Он увлек своих слушателей (а их было тысяча триста душ, и все слушали его очень почтительно) на головокружительные высоты идеализма и оттуда, словно орлов с горной вершины, стремительно низринул их в юдоль слез:
— Ибо, братья и сестры мои, как ни важно проявлять благоразумие в делах мира сего, важнее всего — мир грядущий, и в связи с этим мне хочется припомнить в заключение очень прискорбный случай, свидетелем коего я был недавно. Мне часто приходилось встречаться на деловой почве с одним очень видным человеком — Джимом Леф… Леффингуэллом. Ничто не мешает мне назвать вам его имя, потому что его уже судит вечный судия. Старина Джим был чудесный человек, но обладал роковыми недостатками: он курил, он пил вино, он играл в азартные игры и, как ни больно признаться, был не всегда воздержан в выражениях и иной раз произносил имя господа всуе. Однако Джим очень любил свою семью, в особенности же свою маленькую дочурку. И вот она заболела. О, какие тяжелые времена настали для всего дома! Убитая горем мать то входила на цыпочках в комнату больной, то снова выходила! Озабоченные доктора сменяли друг друга, стараясь ей помочь. А отец, несчастный старина Джим, сгорбившись от горя, не отходил от маленькой кроватки и за одну ночь совершенно поседел.
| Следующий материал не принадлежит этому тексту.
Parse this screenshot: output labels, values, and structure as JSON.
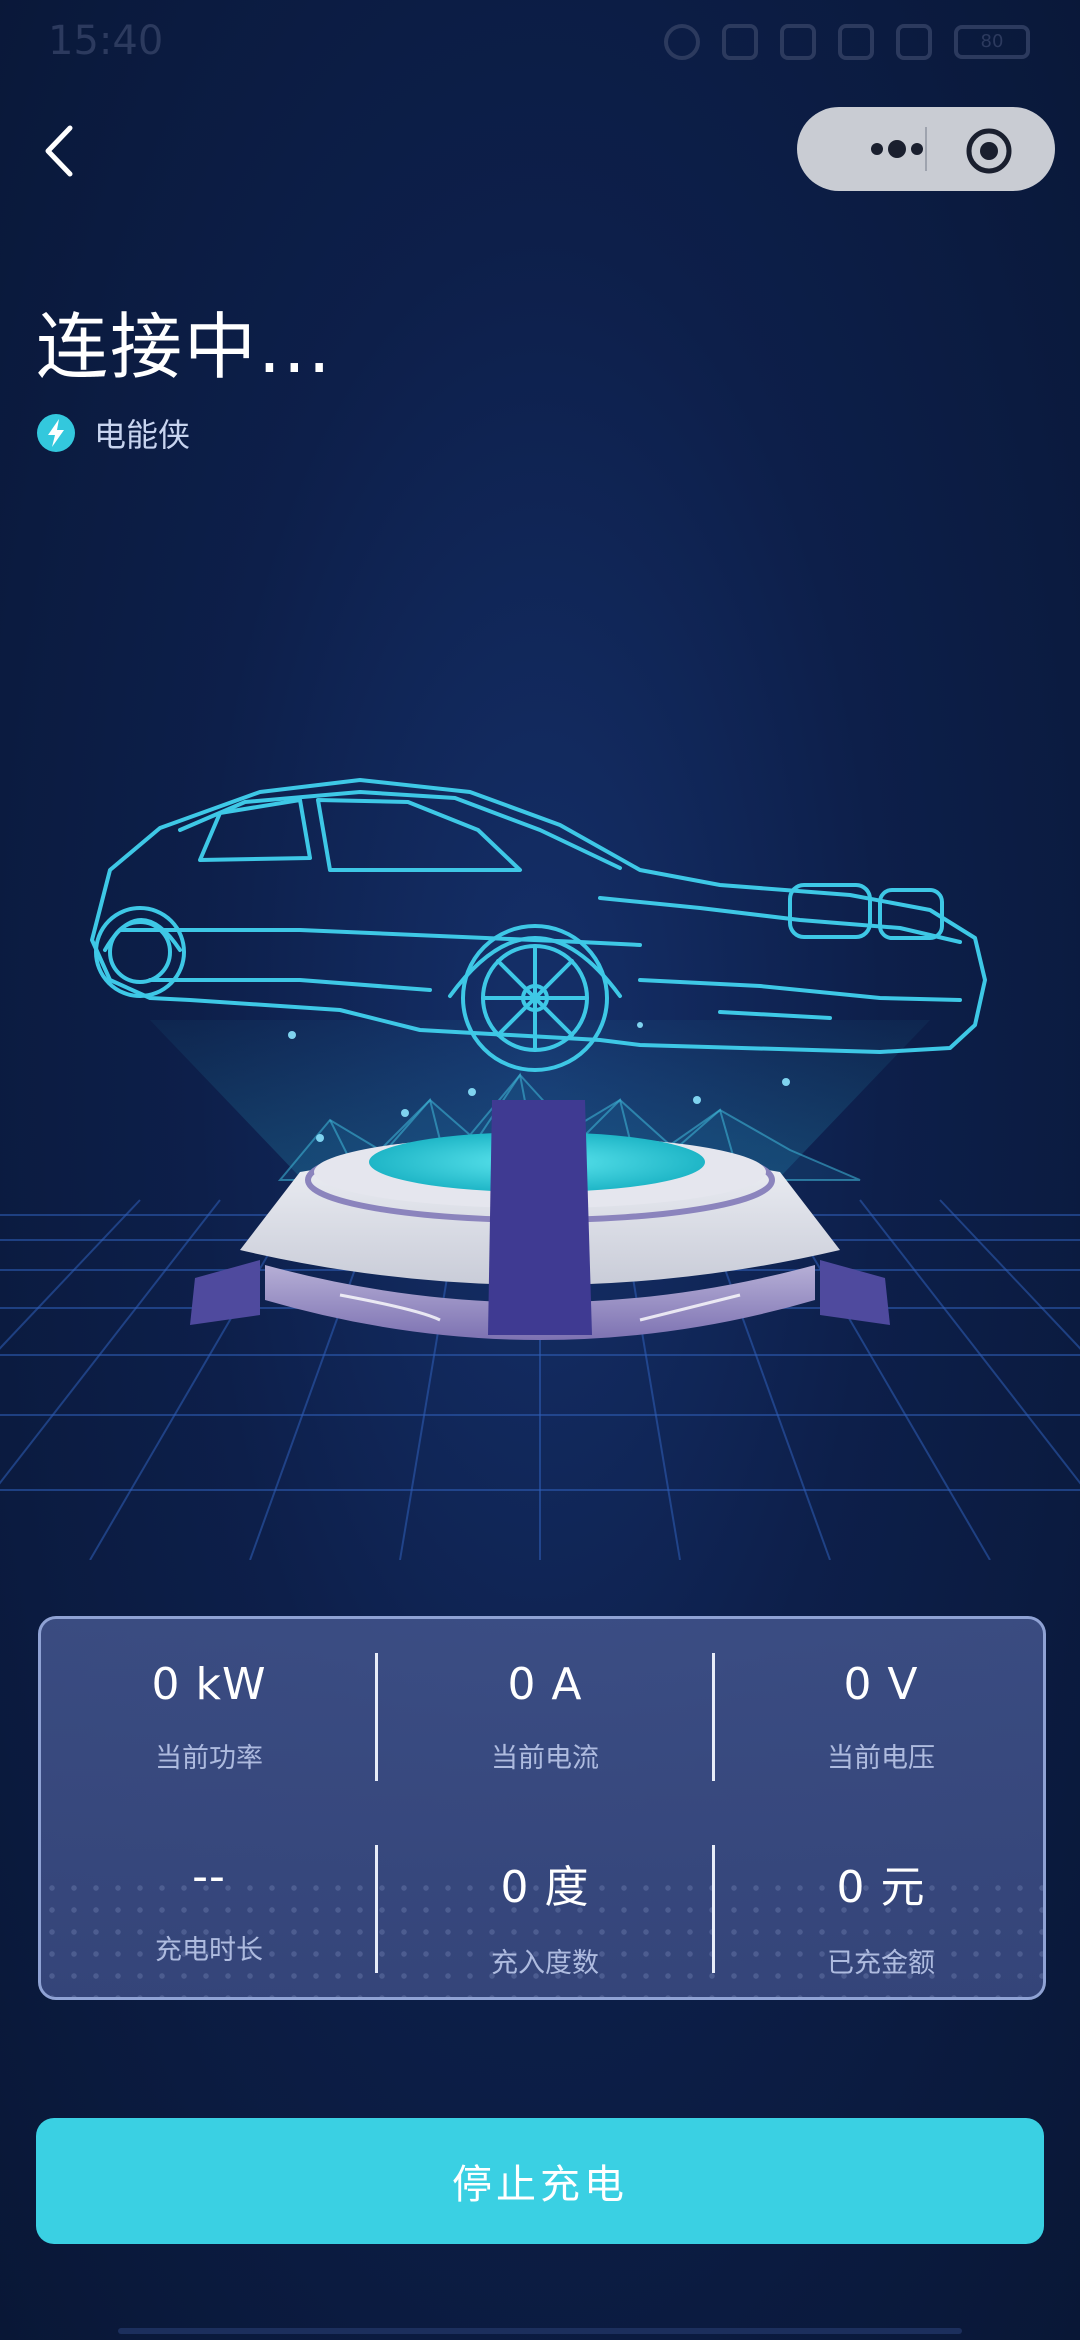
{
  "status_bar": {
    "time": "15:40",
    "battery_level": "80"
  },
  "header": {
    "title": "连接中...",
    "brand": "电能侠"
  },
  "stats": [
    {
      "value": "0 kW",
      "label": "当前功率"
    },
    {
      "value": "0 A",
      "label": "当前电流"
    },
    {
      "value": "0 V",
      "label": "当前电压"
    },
    {
      "value": "--",
      "label": "充电时长"
    },
    {
      "value": "0 度",
      "label": "充入度数"
    },
    {
      "value": "0 元",
      "label": "已充金额"
    }
  ],
  "actions": {
    "stop_label": "停止充电"
  },
  "colors": {
    "background": "#0b1a3e",
    "accent": "#3ad0e3",
    "car_outline": "#3ec8e6",
    "card": "#42548c"
  },
  "icons": {
    "back": "chevron-left-icon",
    "more": "more-dots-icon",
    "close": "target-circle-icon",
    "brand": "lightning-bolt-icon"
  }
}
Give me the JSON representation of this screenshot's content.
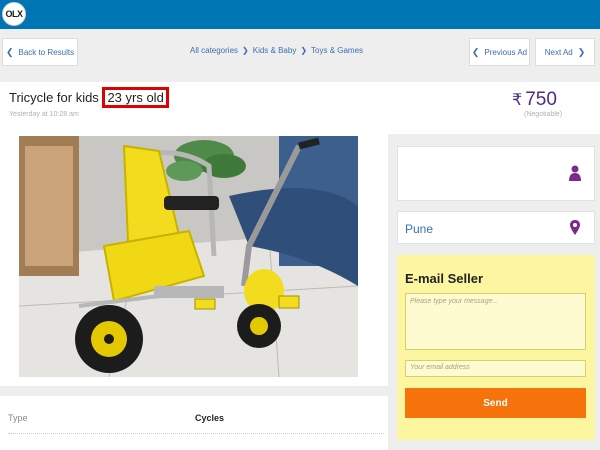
{
  "brand": {
    "logo_text": "OLX"
  },
  "nav": {
    "back_label": "Back to Results",
    "prev_label": "Previous Ad",
    "next_label": "Next Ad"
  },
  "breadcrumb": [
    "All categories",
    "Kids & Baby",
    "Toys & Games"
  ],
  "ad": {
    "title_main": "Tricycle for kids",
    "title_highlight": "23 yrs old",
    "posted": "Yesterday at 10:28 am",
    "currency": "₹",
    "price": "750",
    "negotiable": "(Negotiable)"
  },
  "photo": {
    "subject": "yellow children's tricycle"
  },
  "details": [
    {
      "label": "Type",
      "value": "Cycles"
    }
  ],
  "seller": {
    "location": "Pune"
  },
  "contact": {
    "title": "E-mail Seller",
    "message_placeholder": "Please type your message...",
    "email_placeholder": "Your email address",
    "send_label": "Send"
  },
  "colors": {
    "topbar": "#0075b3",
    "link": "#3a6fb0",
    "price": "#4b2b8c",
    "highlight_border": "#e00000",
    "contact_bg": "#fdf6a0",
    "send_button": "#f5730a"
  }
}
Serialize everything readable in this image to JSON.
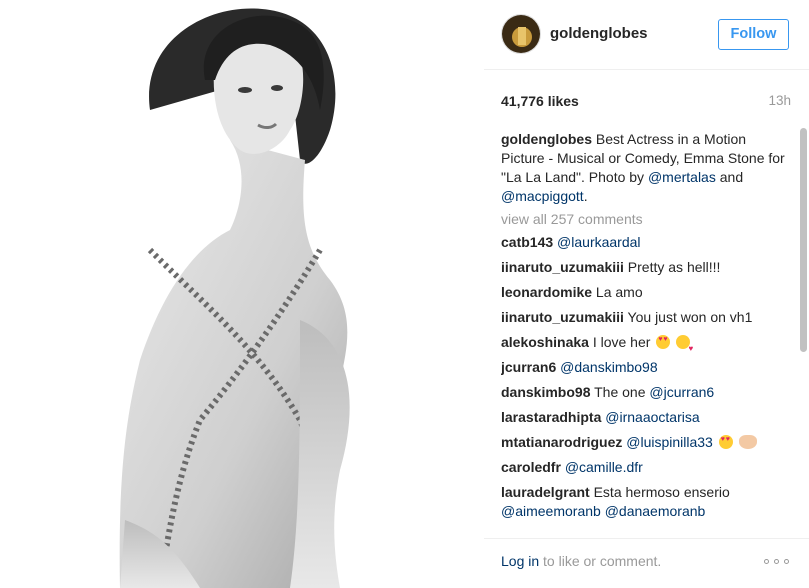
{
  "post": {
    "photo_alt": "Black and white portrait photo",
    "author": "goldenglobes",
    "follow_label": "Follow",
    "likes": "41,776 likes",
    "time": "13h",
    "caption": {
      "user": "goldenglobes",
      "text": " Best Actress in a Motion Picture - Musical or Comedy, Emma Stone for \"La La Land\". Photo by ",
      "mention1": "@mertalas",
      "and": " and ",
      "mention2": "@macpiggott",
      "end": "."
    },
    "view_all": "view all 257 comments"
  },
  "comments": [
    {
      "user": "catb143",
      "mention": "@laurkaardal",
      "text": "",
      "emoji": []
    },
    {
      "user": "iinaruto_uzumakiii",
      "mention": "",
      "text": " Pretty as hell!!!",
      "emoji": []
    },
    {
      "user": "leonardomike",
      "mention": "",
      "text": " La amo",
      "emoji": []
    },
    {
      "user": "iinaruto_uzumakiii",
      "mention": "",
      "text": " You just won on vh1",
      "emoji": []
    },
    {
      "user": "alekoshinaka",
      "mention": "",
      "text": " I love her",
      "emoji": [
        "heart-eyes-icon",
        "kiss-icon"
      ]
    },
    {
      "user": "jcurran6",
      "mention": "@danskimbo98",
      "text": "",
      "emoji": []
    },
    {
      "user": "danskimbo98",
      "mention": "@jcurran6",
      "text": " The one ",
      "emoji": []
    },
    {
      "user": "larastaradhipta",
      "mention": "@irnaaoctarisa",
      "text": "",
      "emoji": []
    },
    {
      "user": "mtatianarodriguez",
      "mention": "@luispinilla33",
      "text": "",
      "emoji": [
        "heart-eyes-icon",
        "clap-icon"
      ]
    },
    {
      "user": "caroledfr",
      "mention": "@camille.dfr",
      "text": "",
      "emoji": []
    },
    {
      "user": "lauradelgrant",
      "mention": "",
      "text": " Esta hermoso enserio",
      "emoji": [],
      "mentions_line": [
        "@aimeemoranb",
        "@danaemoranb"
      ]
    }
  ],
  "footer": {
    "login_link": "Log in",
    "login_text": " to like or comment."
  },
  "scroll": {
    "thumb_fraction": 0.56
  },
  "colors": {
    "accent": "#3897f0",
    "link": "#003569",
    "muted": "#999999"
  }
}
Но вот наступил кризис, и на глазах у плачущего отца маленькое тельце затихло, и чистая, нежная, юная душа отошла к своему творцу… Джим пришел ко мне, рыдая, и я обнял его, как обнял бы маленького ребенка. «О боже, — рыдал он, — подумать только — я прожил всю жизнь во грехе, и моя малютка скончалась, зная, что ее папочка — грешник!»
Стараясь утешить его, я сказал: «На то была божья воля, старина, чтобы она ушла от тебя. Ты сделал все, что может сделать смертный. Лучшие врачи… Лучший уход».
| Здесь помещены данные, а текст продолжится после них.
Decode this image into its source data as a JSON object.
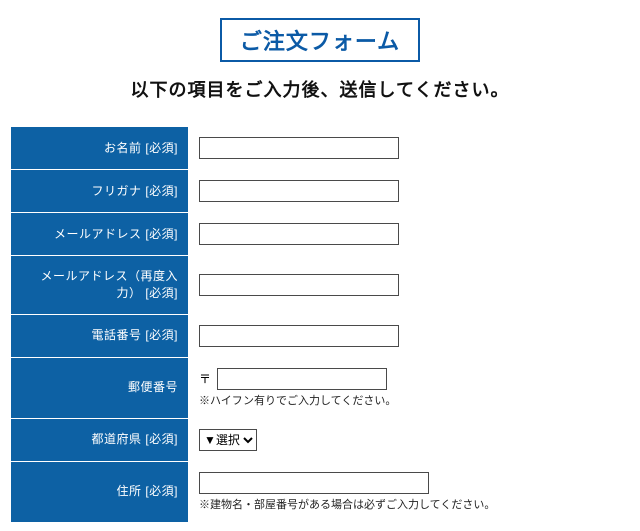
{
  "header": {
    "title": "ご注文フォーム",
    "subtitle": "以下の項目をご入力後、送信してください。"
  },
  "fields": {
    "name": {
      "label": "お名前 [必須]"
    },
    "kana": {
      "label": "フリガナ [必須]"
    },
    "email": {
      "label": "メールアドレス [必須]"
    },
    "email2": {
      "label": "メールアドレス（再度入力） [必須]"
    },
    "phone": {
      "label": "電話番号 [必須]"
    },
    "postal": {
      "label": "郵便番号",
      "mark": "〒",
      "helper": "※ハイフン有りでご入力してください。"
    },
    "pref": {
      "label": "都道府県 [必須]",
      "selected": "▼選択"
    },
    "address": {
      "label": "住所 [必須]",
      "helper": "※建物名・部屋番号がある場合は必ずご入力してください。"
    }
  }
}
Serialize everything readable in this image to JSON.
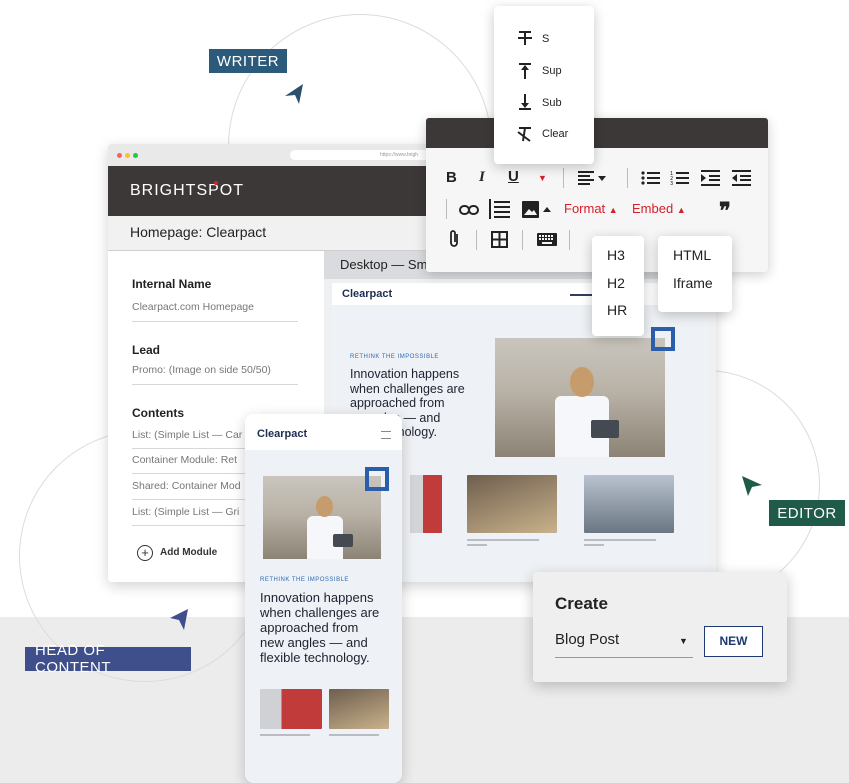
{
  "labels": {
    "writer": "WRITER",
    "editor": "EDITOR",
    "head_of_content": "HEAD OF CONTENT"
  },
  "colors": {
    "writer_tag": "#2c5a7a",
    "editor_tag": "#1f5b48",
    "head_tag": "#3e4f8b",
    "cms_bar": "#3d3838",
    "accent_red": "#d4202a"
  },
  "browser": {
    "url": "https://www.brigh",
    "app_logo": "BRIGHTSPOT",
    "page_title": "Homepage: Clearpact",
    "form": {
      "internal_name_label": "Internal Name",
      "internal_name_value": "Clearpact.com Homepage",
      "lead_label": "Lead",
      "lead_value": "Promo: (Image on side 50/50)",
      "contents_label": "Contents",
      "contents_items": [
        "List: (Simple List — Car",
        "Container Module: Ret",
        "Shared: Container Mod",
        "List: (Simple List — Gri"
      ],
      "add_module": "Add Module"
    },
    "preview": {
      "title": "Desktop — Sm",
      "site_brand": "Clearpact",
      "kicker": "RETHINK THE IMPOSSIBLE",
      "hero_lines": [
        "Innovation happens",
        "when challenges are",
        "approached from",
        "les — and",
        "technology."
      ]
    }
  },
  "phone": {
    "site_brand": "Clearpact",
    "kicker": "RETHINK THE IMPOSSIBLE",
    "hero_lines": [
      "Innovation happens",
      "when challenges are",
      "approached from",
      "new angles — and",
      "flexible technology."
    ]
  },
  "toolbar": {
    "bold": "B",
    "italic": "I",
    "underline": "U",
    "format_label": "Format",
    "embed_label": "Embed",
    "quote": "❞",
    "strike_menu": [
      {
        "icon": "strikethrough-icon",
        "label": "S"
      },
      {
        "icon": "superscript-icon",
        "label": "Sup"
      },
      {
        "icon": "subscript-icon",
        "label": "Sub"
      },
      {
        "icon": "clear-format-icon",
        "label": "Clear"
      }
    ],
    "format_menu": [
      "H3",
      "H2",
      "HR"
    ],
    "embed_menu": [
      "HTML",
      "Iframe"
    ]
  },
  "create_panel": {
    "title": "Create",
    "selected": "Blog Post",
    "new_button": "NEW"
  }
}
Никогда не забуду, с каким негодованием он напустился на меня. «И ты называешь себя христианином! — вскричал он. — Да, были и врачи и уход, но одного недоставало — того, что одно только и могло спасти ее, — я не мог молиться!»
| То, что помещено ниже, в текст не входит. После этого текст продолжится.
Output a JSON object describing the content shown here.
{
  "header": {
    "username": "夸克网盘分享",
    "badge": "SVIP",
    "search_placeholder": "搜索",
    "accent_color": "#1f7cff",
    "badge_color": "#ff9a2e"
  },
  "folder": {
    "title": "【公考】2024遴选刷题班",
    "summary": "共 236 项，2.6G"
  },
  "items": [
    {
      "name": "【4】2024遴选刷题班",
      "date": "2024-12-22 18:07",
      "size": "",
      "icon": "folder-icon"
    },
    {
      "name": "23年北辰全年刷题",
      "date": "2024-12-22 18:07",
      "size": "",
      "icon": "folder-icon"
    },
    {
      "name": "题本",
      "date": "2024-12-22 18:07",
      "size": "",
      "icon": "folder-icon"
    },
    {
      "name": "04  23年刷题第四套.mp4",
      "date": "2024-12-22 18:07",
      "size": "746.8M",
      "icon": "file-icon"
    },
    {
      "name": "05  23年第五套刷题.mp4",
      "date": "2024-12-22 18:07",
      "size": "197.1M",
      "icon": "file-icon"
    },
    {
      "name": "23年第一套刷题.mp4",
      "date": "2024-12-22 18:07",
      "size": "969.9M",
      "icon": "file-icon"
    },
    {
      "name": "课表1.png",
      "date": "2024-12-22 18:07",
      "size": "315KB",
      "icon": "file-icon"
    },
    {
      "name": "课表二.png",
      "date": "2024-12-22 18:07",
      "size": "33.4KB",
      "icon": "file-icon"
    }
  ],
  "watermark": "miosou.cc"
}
И этот сильный человек в отчаянии упал на колени, и, при всем своем опыте, я, привыкший изъяснять пути господни своим… своим собратьям-коммерсантам, — я не нашелся, что сказать. Было слишком поздно!
О братья мои! О друзья-бизнесмены! Неужто и вы будете оттягивать час покаяния, пока не будет уже слишком поздно!Вы скажете, что это — вашедело? Так ли? Так ли это? Имеете ли вы право взваливать бремя своих грехов на тех, кто вам всего ближе и всего дороже? Неужели вы любите свои грехи больше вашего милого сынишки, больше крошки-дочки, больше нежного брата, доброго старика отца? И вы хотите их наказать? Хотите? Неужели у вас нет никого, кто был бы вам дороже, чем ваши грехи? А если есть — встаньте! Разве нет среди вас человека, который готов встать и помочь такому же деловому человеку, как он сам, нести в мир евангелие — нести миру радость? Неужели никто не подойдет ко мне? Не поможет мне? О, придите же сюда! Дайте мне пожать вам руку!